$query = "SELECT src.id FROM (SELECT id FROM src ORDER BY RAND() LIMIT 1) AS randsrc JOIN src ON src.id = randsrc.id WHERE randsrc.id NOT IN (".$_SESSION['id'].")"; I do not have a way to test this, so I hope it works
I should note that there may be other methods, which are optimized for such a select. I used a sub-query to fetch the random ID and then self-joined to the primary table. Just an option.
OK I tried this: if(isset($_SESSION['idtrack'])){ $query = "SELECT src.id FROM (SELECT id FROM src ORDER BY RAND() LIMIT 1) AS randsrc JOIN src ON src.id = randsrc.id WHERE randsrc.id NOT IN (".$_SESSION['id'].")"; $result = mysql_query($query); $row = mysql_fetch_assoc($result); $id = $row['id']; $_SESSION['idtrack'] = $_SESSION['idtrack'].",".$id; }else{ $query = "SELECT id FROM src ORDER BY RAND() LIMIT 1"; $result = mysql_query($query); $row = mysql_fetch_assoc($result); $id = $row['id']; $_SESSION['idtrack'] = $id; } echo "ID(s) = ". $_SESSION['idtrack']; PHP: But I get this: Warning: mysql_fetch_assoc(): supplied argument is not a valid MySQL result resource in *path removed* on line 54 ID(s) = 4, Warning: mysql_num_rows(): supplied argument is not a valid MySQL result resource in *path removed* on line 109 As you can see the code after else works (since the first id displays) but the code before it returns an error. Any idea whats wrong? Thanks in advance
OK, I fixed the previous error. I accidentaly had $_SESSION['id'] instead of $_SESSION['idtrack'] in the first if-statement. Here is the new code: if(isset($_SESSION['idtrack'])){ $query = "SELECT src.id FROM (SELECT id FROM src ORDER BY RAND() LIMIT 1) AS randsrc JOIN src ON src.id = randsrc.id WHERE randsrc.id NOT IN (".$_SESSION['idtrack'].")"; $result = mysql_query($query); $row = mysql_fetch_assoc($result); $id = $row['id']; $_SESSION['idtrack'] = $_SESSION['idtrack'].",".$id; }else{ $query = "SELECT id FROM src ORDER BY RAND() LIMIT 1"; $result = mysql_query($query); $row = mysql_fetch_assoc($result); $id = $row['id']; $_SESSION['idtrack'] = $id; } echo "ID(s) = ". $_SESSION['idtrack']; PHP: However, I'm still getting an error. First it displays 2 ids, which is strange, but there are no errors. Then it continues to display 1 id at a time, like it should. Then it randomly gets to a point where it doesn't display an id.
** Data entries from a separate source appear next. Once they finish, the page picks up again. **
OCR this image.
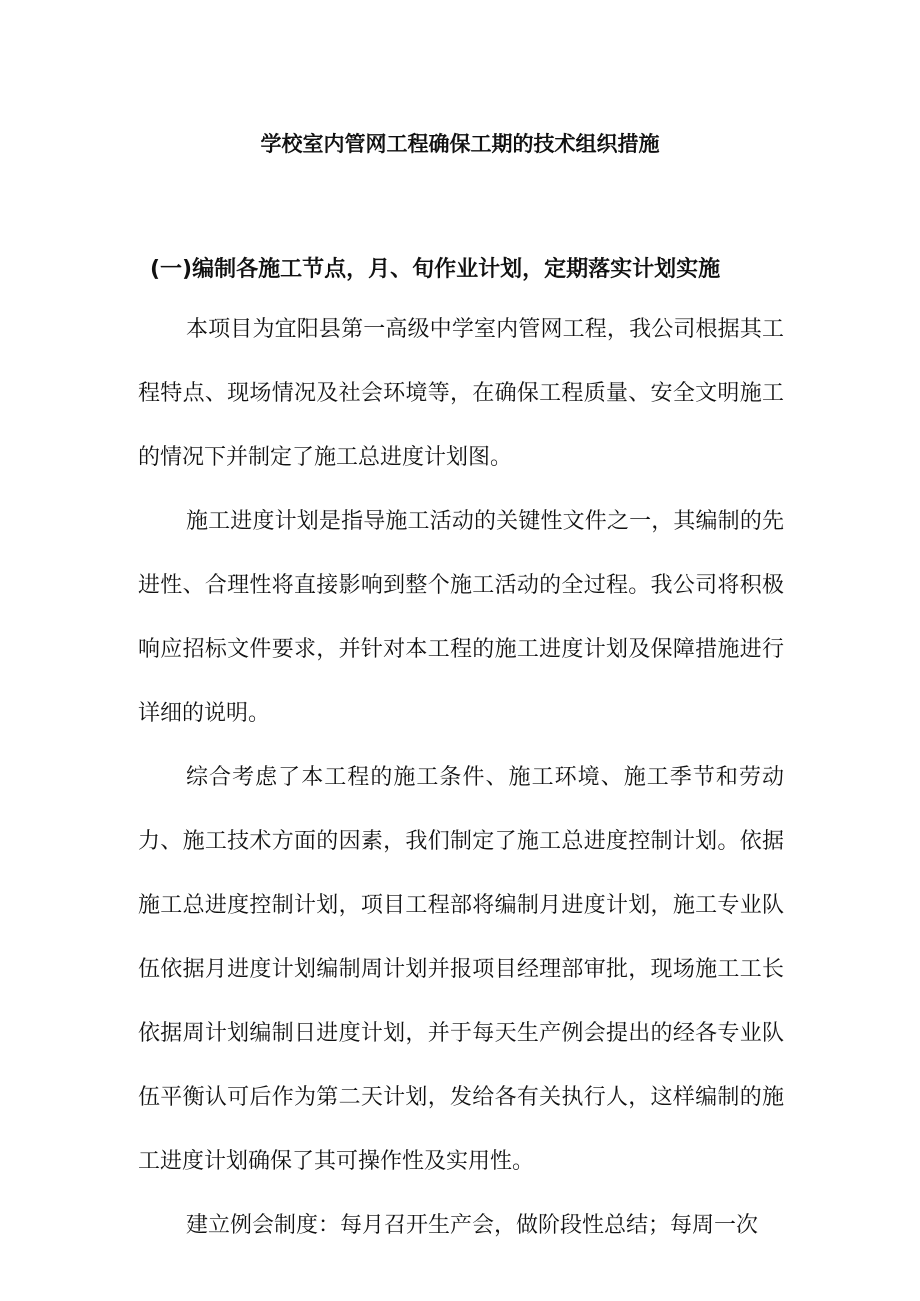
学校室内管网工程确保工期的技术组织措施
(一)编制各施工节点，月、旬作业计划，定期落实计划实施

本项目为宜阳县第一高级中学室内管网工程，我公司根据其工程特点、现场情况及社会环境等，在确保工程质量、安全文明施工的情况下并制定了施工总进度计划图。

施工进度计划是指导施工活动的关键性文件之一，其编制的先进性、合理性将直接影响到整个施工活动的全过程。我公司将积极响应招标文件要求，并针对本工程的施工进度计划及保障措施进行详细的说明。

综合考虑了本工程的施工条件、施工环境、施工季节和劳动力、施工技术方面的因素，我们制定了施工总进度控制计划。依据施工总进度控制计划，项目工程部将编制月进度计划，施工专业队伍依据月进度计划编制周计划并报项目经理部审批，现场施工工长依据周计划编制日进度计划，并于每天生产例会提出的经各专业队伍平衡认可后作为第二天计划，发给各有关执行人，这样编制的施工进度计划确保了其可操作性及实用性。

建立例会制度：每月召开生产会，做阶段性总结；每周一次
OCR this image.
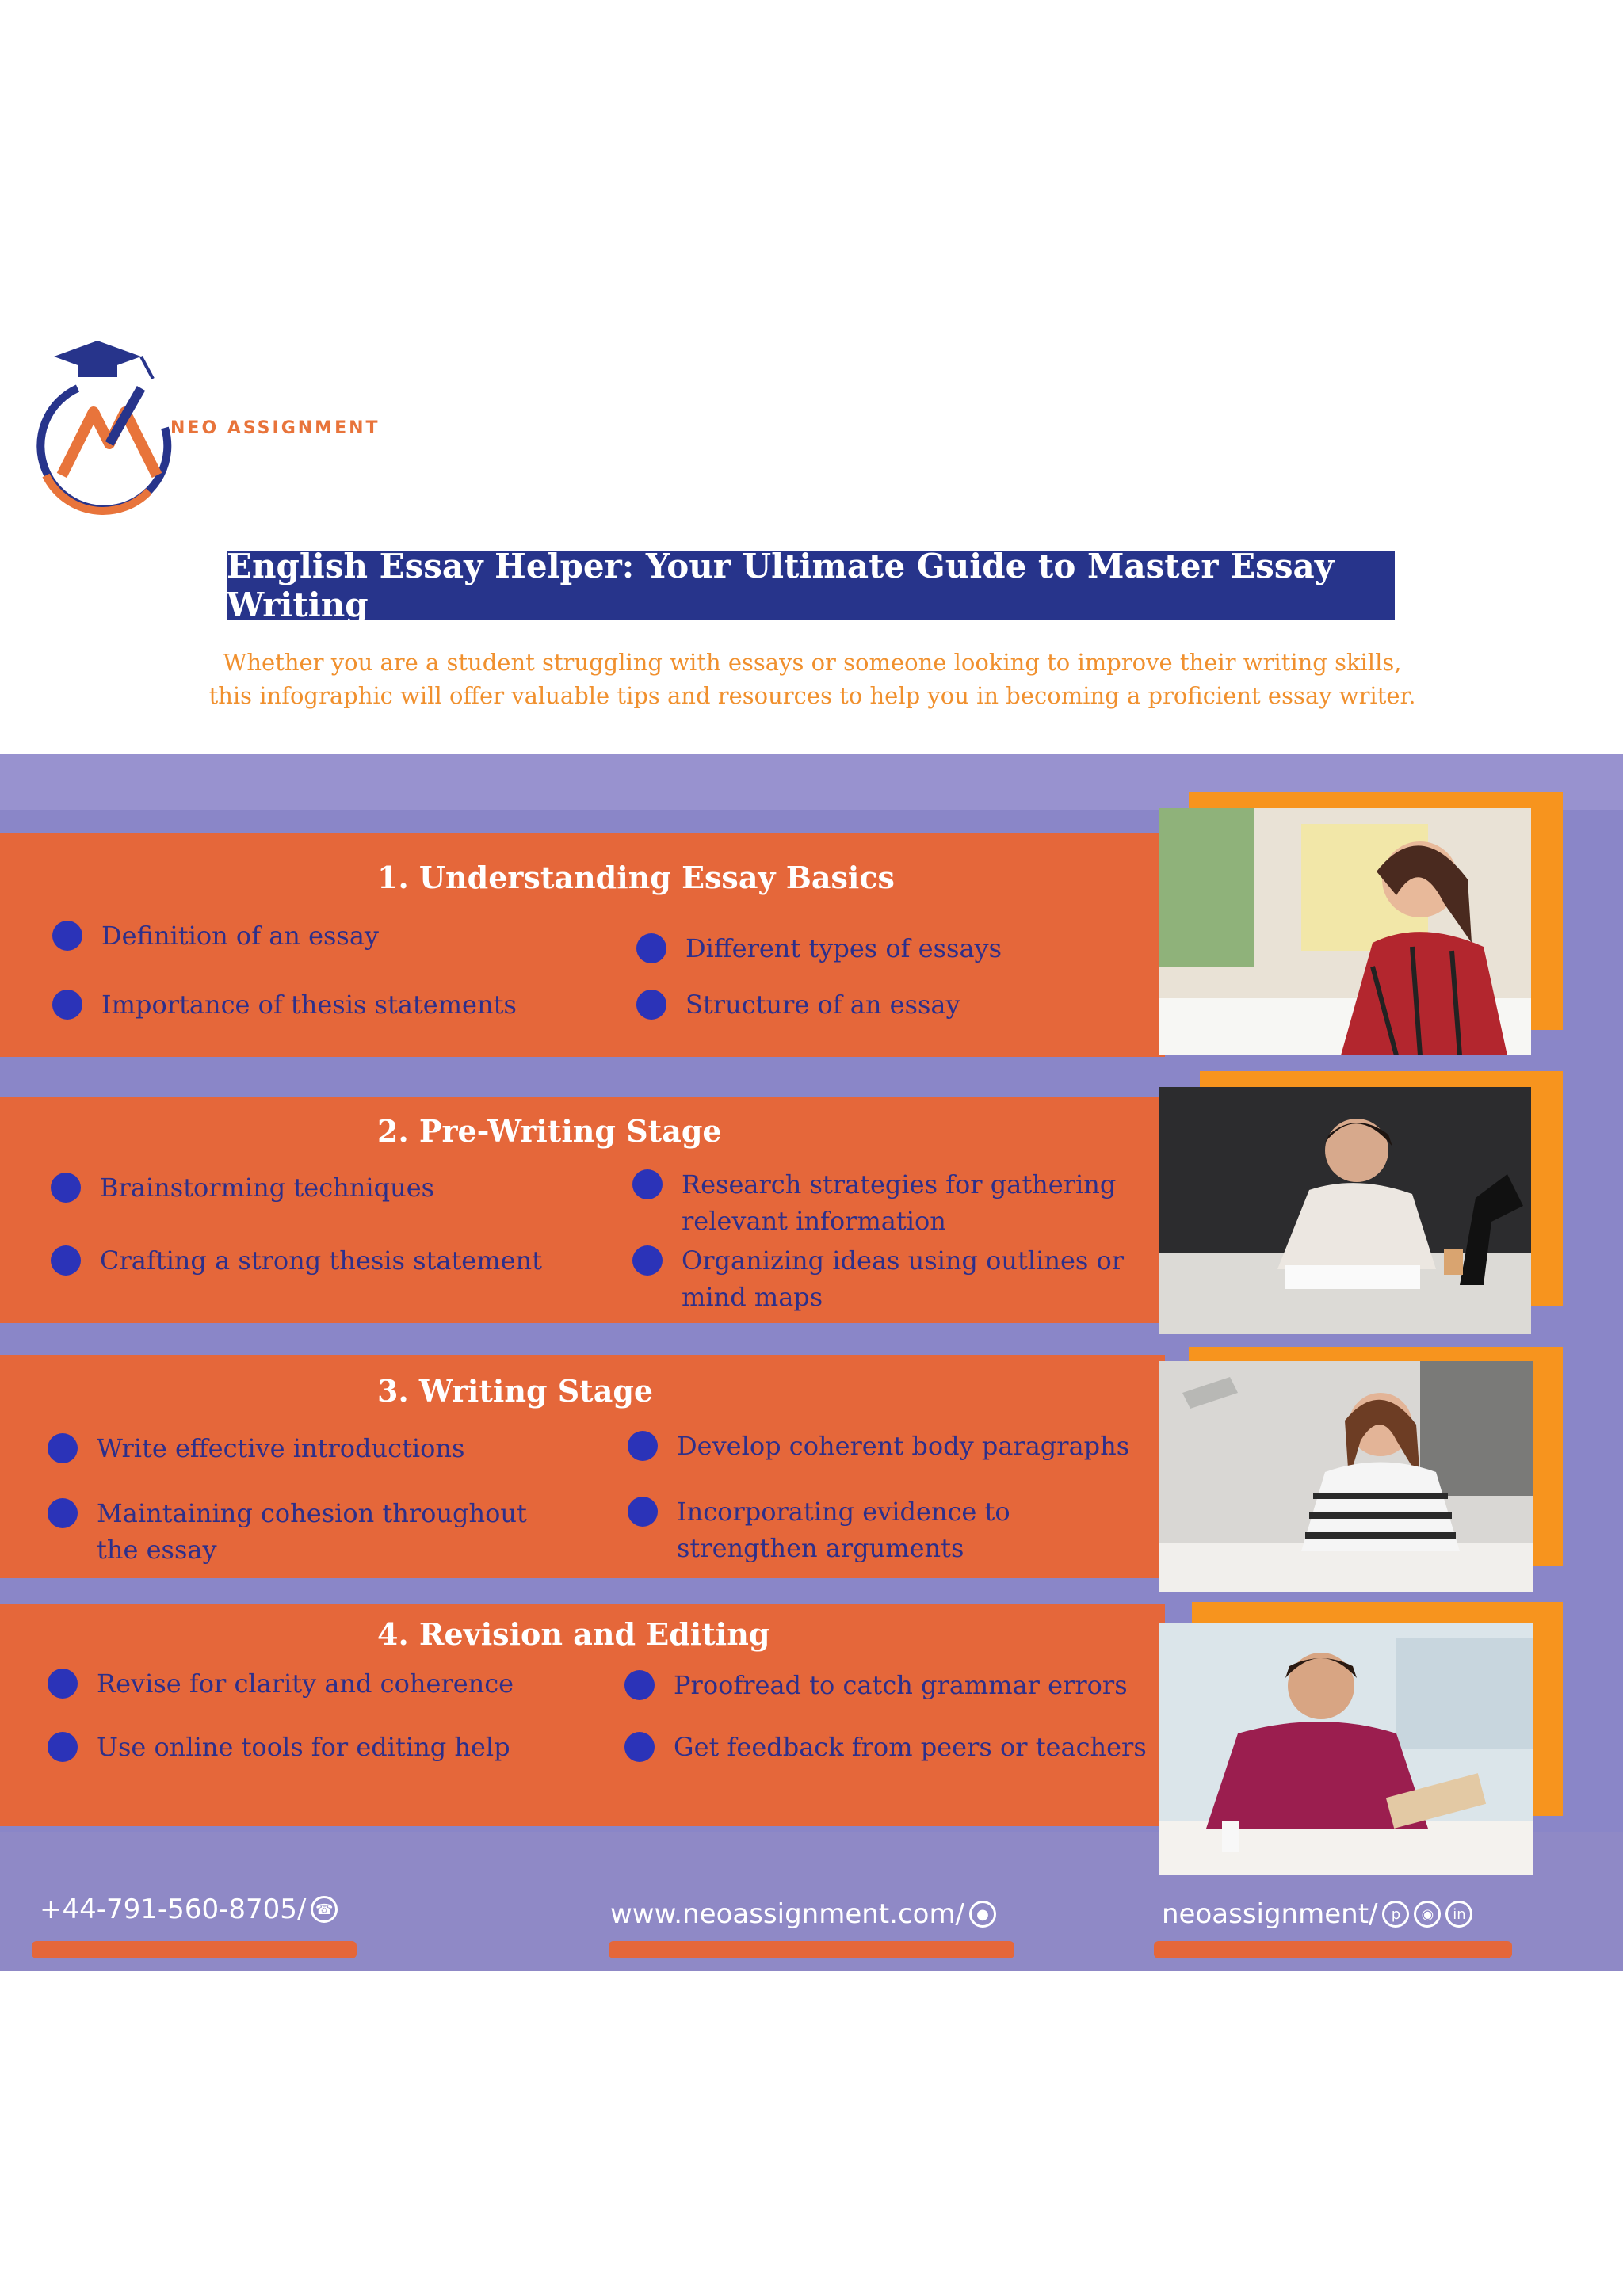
NEO ASSIGNMENT
English Essay Helper: Your Ultimate Guide to Master Essay Writing
Whether you are a student struggling with essays or someone looking to improve their writing skills,
this infographic will offer valuable tips and resources to help you in becoming a proficient essay writer.
1. Understanding Essay Basics
Definition of an essay	Different types of essays
Importance of thesis statements	Structure of an essay
2. Pre-Writing Stage
Brainstorming techniques	Research strategies for gathering relevant information
Crafting a strong thesis statement	Organizing ideas using outlines or mind maps
3. Writing Stage
Write effective introductions	Develop coherent body paragraphs
Maintaining cohesion throughout the essay
Incorporating evidence to strengthen arguments
4. Revision and Editing
Revise for clarity and coherence	Proofread to catch grammar errors
Use online tools for editing help	Get feedback from peers or teachers
+44-791-560-8705/ ☎	www.neoassignment.com/ ●	neoassignment/ p	◉	in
At this point it returns the following: Warning: mysql_fetch_assoc(): supplied argument is not a valid MySQL result resource in *path removed* on line 54 ID(s) = 7,9,11,8,, Warning: mysql_num_rows(): supplied argument is not a valid MySQL result resource in *path removed* on line 109 Code (markup): Note that it doesn't stop showing ids because it runs out of unique ids! There are still many ids that it could have shown. Any ideas? Thanks for helping out.
I think I know what is wrong. How many rows are in the source table? I ask because it appears that the RAND() function may be returning an id that is already in session, so no results. This would explain why you have 8,, in session. Also, I suggest restructuring the code for maintainability purposes. I was up to 4am last night helping a member and I am still a bit tired, will work on the code in the morning. Lastly, glad I was able to offer options. It helps me to brainstorm with others too.
There are 13 rows in the source table. That makes sense, but I'm not sure how to prevent that from happening. Alright, I'll work on cleaning it up. Thanks for helping. I'll definitely give you plus reputation once the problems are worked out.